Pan-fried Brussels sprouts with cheddar


For those of you in the US and living near a Trader Joe’s, you’re probably familiar with the cycle of “seasonal” goodies they rotate through, which seems to reach a peak around the Christmas season. Ever since I discovered that they are one of M.’s favorite vegetables, I’ve always kept a sharp eye out for the appearance of the TJ’s Brussels sprout stalk:


This year, the stalks first popped up in our local TJ’s in October, but the sprouts looked puny and the stalks were sparsely populated. You pay by the stalk and the price is constant throughout the season, so you want to make sure you wait until the stalks are sporting a decent volume of sproutage. This past weekend, I finally sprang for one.

Before I cooked the sprouts, I also decided to do a little weighing of my sprouts, because I wanted to see how the price per pound for the sprouts compares to some of our other commonly consumed vegetables. Results? My $2.99 stalk of sprouts yielded just over 2 lbs of sprouts, so we paid a little under $1.50/lb.


I have a rule of thumb of liking to keep our average produce expenditures under $1/lb, so these are a little pricey, but they aren’t terrible. Kale is definitely worse (we pay by the bunch, but I’ve estimated our cost per pound is about $3. You see why it always gets mixed with that ultra-cheap cabbage, and we chose to try growing kale on the patio this fall!). Anyway. Enough of that little side-track into our kitchen economics. After I’d finished scrutinizing the Brussels sprouts, it was time to get cooking with them.


My two favorite methods for Brussels sprouts preparation are roasting or, as in today’s recipe, pan-frying. A few nicely browned exterior leaves, a slightly sweet and still firm interior. I find that halving the sprouts is the trick to getting the right balance between interior/exterior cooking. While you can get good results from whole sprouts, I just haven’t had the same success rate. Halving seems to elevate this cooking method to foolproof, so it’s well worth the small investment of extra time. And while a pan of sprouts on their own, with lashings of salt and pepper, is a perfectly satisfactory dish to place on your dinner table, the addition of a bit of extra sharp cheddar, melting and turning crisp against the bottom of the pan? It’s a pretty nice direction to take things in occasionally also.

Pan-fried Brussels sprouts with cheddar
makes 4 servings

2 tbsp olive oil
3-4 cloves garlic, coarsely chopped
1 lb. Brussels sprouts,trimmed and sliced in half
2 oz extra sharp cheddar, grated
Black pepper, to taste
salt, to taste

1. In a large skillet over medium-high heat, heat the olive oil. Add the garlic and Brussels sprouts to the pan and stir to coat thoroughly with oil. Cover pan and cook sprouts for 10-12 minutes, stirring every 3-4 minutes. Sprouts will turn bright green and begin to brown.

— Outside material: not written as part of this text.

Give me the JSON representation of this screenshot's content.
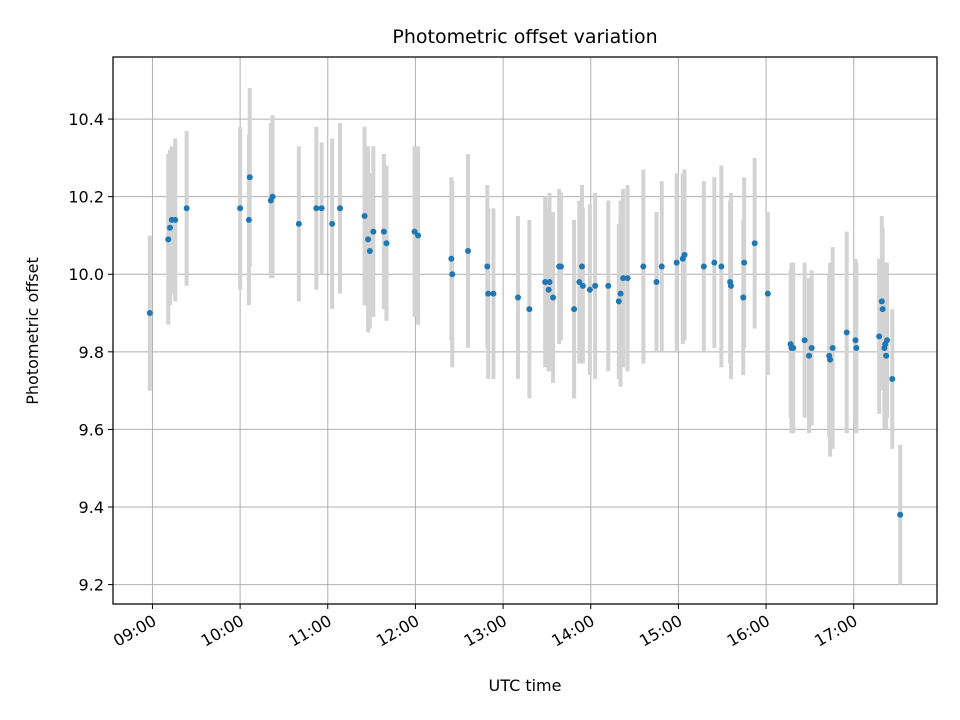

2. Uncover pan and cook sprouts for approximately 2 more minutes, just long for any accumulated liquid to cook off the pan. Add the cheddar cheese, stir to coat the sprouts. If using a cast-iron or other heavy pan that retains heat, turn off burner and remove pan from heat as soon as the cheddar is mostly melted. The heat retained by the pan will do the rest of the work. If using a less heat retentive pan, allow the cheddar to completely melt and form a few crisp brown pieces on the bottom of the pan, then remove from heat.

3. Top generously with cracked black pepper, a few dashes of salt if you think it’s necessary (be sure to taste first as the cheese adds quite a bit of salt), and serve hot.

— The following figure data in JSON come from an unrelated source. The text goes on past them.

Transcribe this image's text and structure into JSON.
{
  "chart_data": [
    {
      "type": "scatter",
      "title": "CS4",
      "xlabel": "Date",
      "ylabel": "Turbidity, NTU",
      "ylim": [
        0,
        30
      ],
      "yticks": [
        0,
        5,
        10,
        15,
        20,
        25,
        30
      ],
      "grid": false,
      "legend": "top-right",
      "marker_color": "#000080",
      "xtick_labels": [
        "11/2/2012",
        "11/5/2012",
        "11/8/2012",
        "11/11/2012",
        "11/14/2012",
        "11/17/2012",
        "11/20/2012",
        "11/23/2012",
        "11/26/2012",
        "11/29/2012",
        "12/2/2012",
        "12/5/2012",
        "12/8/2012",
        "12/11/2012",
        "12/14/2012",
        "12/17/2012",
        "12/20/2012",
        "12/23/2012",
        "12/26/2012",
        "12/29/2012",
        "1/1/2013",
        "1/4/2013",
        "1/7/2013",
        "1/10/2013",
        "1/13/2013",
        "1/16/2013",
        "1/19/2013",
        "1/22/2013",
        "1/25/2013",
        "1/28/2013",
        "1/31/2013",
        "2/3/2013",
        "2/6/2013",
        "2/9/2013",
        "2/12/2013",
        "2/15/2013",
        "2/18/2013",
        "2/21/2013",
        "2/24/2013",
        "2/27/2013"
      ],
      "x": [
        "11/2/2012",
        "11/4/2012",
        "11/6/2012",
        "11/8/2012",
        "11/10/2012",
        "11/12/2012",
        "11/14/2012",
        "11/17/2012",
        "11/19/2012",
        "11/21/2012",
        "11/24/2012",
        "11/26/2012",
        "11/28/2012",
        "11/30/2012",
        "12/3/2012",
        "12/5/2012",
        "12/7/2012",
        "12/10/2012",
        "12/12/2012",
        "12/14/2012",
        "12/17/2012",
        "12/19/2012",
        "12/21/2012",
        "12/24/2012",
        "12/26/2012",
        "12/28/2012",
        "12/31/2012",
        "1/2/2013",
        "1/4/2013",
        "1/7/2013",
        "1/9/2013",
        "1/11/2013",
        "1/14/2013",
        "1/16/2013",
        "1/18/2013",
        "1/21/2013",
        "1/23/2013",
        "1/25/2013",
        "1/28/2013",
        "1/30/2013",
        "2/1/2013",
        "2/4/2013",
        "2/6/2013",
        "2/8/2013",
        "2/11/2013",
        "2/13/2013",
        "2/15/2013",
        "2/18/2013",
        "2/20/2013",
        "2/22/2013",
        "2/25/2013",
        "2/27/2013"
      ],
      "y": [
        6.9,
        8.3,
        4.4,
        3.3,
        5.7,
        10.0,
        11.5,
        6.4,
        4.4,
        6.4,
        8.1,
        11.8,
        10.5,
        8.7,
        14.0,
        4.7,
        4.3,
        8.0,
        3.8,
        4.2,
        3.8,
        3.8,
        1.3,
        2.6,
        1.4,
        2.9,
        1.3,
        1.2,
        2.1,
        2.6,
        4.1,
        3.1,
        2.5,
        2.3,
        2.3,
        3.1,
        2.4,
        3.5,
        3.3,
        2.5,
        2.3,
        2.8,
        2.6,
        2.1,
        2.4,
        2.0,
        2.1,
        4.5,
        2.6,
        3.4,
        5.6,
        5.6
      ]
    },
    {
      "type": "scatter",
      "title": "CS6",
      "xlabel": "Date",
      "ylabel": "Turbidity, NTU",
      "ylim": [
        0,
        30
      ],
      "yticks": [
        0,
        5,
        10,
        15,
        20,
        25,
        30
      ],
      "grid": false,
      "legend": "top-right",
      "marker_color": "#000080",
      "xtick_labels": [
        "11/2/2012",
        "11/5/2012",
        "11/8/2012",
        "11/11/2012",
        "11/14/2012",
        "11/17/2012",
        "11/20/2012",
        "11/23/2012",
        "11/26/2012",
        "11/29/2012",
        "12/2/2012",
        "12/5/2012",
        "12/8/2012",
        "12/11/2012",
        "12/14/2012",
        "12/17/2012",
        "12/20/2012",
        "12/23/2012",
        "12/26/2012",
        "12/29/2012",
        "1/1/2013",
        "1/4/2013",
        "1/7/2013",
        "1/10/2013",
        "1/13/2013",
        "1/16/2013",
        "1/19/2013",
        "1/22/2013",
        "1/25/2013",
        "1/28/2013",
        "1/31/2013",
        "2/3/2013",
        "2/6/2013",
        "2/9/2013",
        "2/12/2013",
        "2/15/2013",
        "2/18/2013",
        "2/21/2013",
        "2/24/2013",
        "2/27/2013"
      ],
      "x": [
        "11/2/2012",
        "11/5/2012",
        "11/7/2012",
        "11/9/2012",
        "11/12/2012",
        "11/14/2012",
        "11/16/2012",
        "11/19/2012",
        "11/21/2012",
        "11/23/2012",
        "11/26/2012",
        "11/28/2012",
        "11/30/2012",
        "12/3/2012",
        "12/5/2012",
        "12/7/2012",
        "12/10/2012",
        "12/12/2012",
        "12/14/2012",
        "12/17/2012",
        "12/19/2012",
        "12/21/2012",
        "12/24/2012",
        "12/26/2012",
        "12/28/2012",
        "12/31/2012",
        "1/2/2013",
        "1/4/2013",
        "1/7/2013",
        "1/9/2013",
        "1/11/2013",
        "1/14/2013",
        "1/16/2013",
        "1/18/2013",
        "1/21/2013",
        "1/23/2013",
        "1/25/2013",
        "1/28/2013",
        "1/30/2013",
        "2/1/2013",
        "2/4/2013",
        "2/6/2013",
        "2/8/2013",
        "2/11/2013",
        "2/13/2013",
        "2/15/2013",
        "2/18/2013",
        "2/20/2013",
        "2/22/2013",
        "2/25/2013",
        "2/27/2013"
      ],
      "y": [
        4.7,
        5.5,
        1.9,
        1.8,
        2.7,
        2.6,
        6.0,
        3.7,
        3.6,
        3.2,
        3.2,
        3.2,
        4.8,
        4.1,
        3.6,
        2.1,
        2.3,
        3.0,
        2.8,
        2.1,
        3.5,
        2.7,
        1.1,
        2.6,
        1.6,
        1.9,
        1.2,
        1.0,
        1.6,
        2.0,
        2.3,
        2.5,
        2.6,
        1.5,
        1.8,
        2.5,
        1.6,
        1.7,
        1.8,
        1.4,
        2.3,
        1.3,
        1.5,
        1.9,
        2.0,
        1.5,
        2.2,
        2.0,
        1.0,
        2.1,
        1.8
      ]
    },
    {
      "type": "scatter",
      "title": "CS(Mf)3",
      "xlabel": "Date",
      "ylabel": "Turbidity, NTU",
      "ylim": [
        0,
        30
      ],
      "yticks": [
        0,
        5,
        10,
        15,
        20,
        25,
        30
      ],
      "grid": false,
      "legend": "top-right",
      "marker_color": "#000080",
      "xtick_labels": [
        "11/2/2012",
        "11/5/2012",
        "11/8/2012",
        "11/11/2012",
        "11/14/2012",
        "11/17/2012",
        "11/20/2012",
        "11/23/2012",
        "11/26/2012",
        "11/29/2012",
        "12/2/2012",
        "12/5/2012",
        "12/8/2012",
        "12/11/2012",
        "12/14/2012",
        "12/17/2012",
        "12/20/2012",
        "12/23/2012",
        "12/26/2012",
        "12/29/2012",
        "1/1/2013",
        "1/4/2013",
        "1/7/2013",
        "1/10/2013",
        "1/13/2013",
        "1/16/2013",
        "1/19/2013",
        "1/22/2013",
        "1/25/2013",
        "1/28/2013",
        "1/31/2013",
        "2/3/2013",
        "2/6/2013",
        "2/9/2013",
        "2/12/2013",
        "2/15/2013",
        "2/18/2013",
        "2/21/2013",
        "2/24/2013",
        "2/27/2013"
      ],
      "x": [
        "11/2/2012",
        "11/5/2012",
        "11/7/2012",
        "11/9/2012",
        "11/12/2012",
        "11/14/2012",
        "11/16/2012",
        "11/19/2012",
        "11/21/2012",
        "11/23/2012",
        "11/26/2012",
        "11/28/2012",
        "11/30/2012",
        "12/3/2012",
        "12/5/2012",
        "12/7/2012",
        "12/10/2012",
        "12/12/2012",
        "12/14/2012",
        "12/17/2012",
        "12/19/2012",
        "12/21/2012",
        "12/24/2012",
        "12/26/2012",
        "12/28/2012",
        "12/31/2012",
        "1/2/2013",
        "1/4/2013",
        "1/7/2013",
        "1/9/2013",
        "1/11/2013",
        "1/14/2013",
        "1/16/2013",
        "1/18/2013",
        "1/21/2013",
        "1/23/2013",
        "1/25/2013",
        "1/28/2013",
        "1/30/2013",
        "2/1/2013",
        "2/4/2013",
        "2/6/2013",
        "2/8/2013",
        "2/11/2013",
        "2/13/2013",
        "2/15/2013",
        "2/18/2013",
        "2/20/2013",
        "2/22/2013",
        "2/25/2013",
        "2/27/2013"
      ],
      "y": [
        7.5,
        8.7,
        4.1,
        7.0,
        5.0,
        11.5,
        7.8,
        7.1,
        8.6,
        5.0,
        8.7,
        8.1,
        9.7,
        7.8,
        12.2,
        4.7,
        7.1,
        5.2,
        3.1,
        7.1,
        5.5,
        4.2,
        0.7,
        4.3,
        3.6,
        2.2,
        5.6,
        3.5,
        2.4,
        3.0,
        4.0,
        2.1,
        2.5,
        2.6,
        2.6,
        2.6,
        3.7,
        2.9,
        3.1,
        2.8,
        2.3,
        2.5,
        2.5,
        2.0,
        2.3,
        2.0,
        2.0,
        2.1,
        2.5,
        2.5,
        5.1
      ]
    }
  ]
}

9 thoughts on “Pan-fried Brussels sprouts with cheddar

  1. Oh my god, I love that you weighed these!! I have tried to grow brussels and they just take too long to make it worth it, but I LOVE them!! This recipe looks delicious.

    Kale was one of the best and most productive veggies in my garden this summer. It just keeps producing all season! I definitely got my money’s worth.

    1. Ha, yes, I am kind of nerdy when it comes to figuring out our groceries! Gotta put all those math & analysis classes to use somehow 😉 I’ve grown kale a couple of times before and once it gets going, it seems to really take off! One year (back when I had an actual garden plot) I was getting so much I didn’t know what to do with it when it all peaked. This year we’ve just got a couple of plants but I have high hopes for them.

      Brussels, however, will probably not be showing up in the garden anytime soon! I tried them once: too slow, and right as the sprouts were starting to come in, a gopher dug up and started stealing the plants! So disappointing.

      1. Yeah Brussels are hard! I grew them once and it took two years to actually get anything edible. Kale has always been the best producer in every garden I’ve ever had. It’s great that I love it so much! I freeze puréed cubes when it goes off in the middle of summer and right at the end. I call them kale pucks. 😉

    1. It’s a pretty tasty addition! Though I like them without too 🙂 I think I’ll be doing some with just salt and pepper tonight, in fact!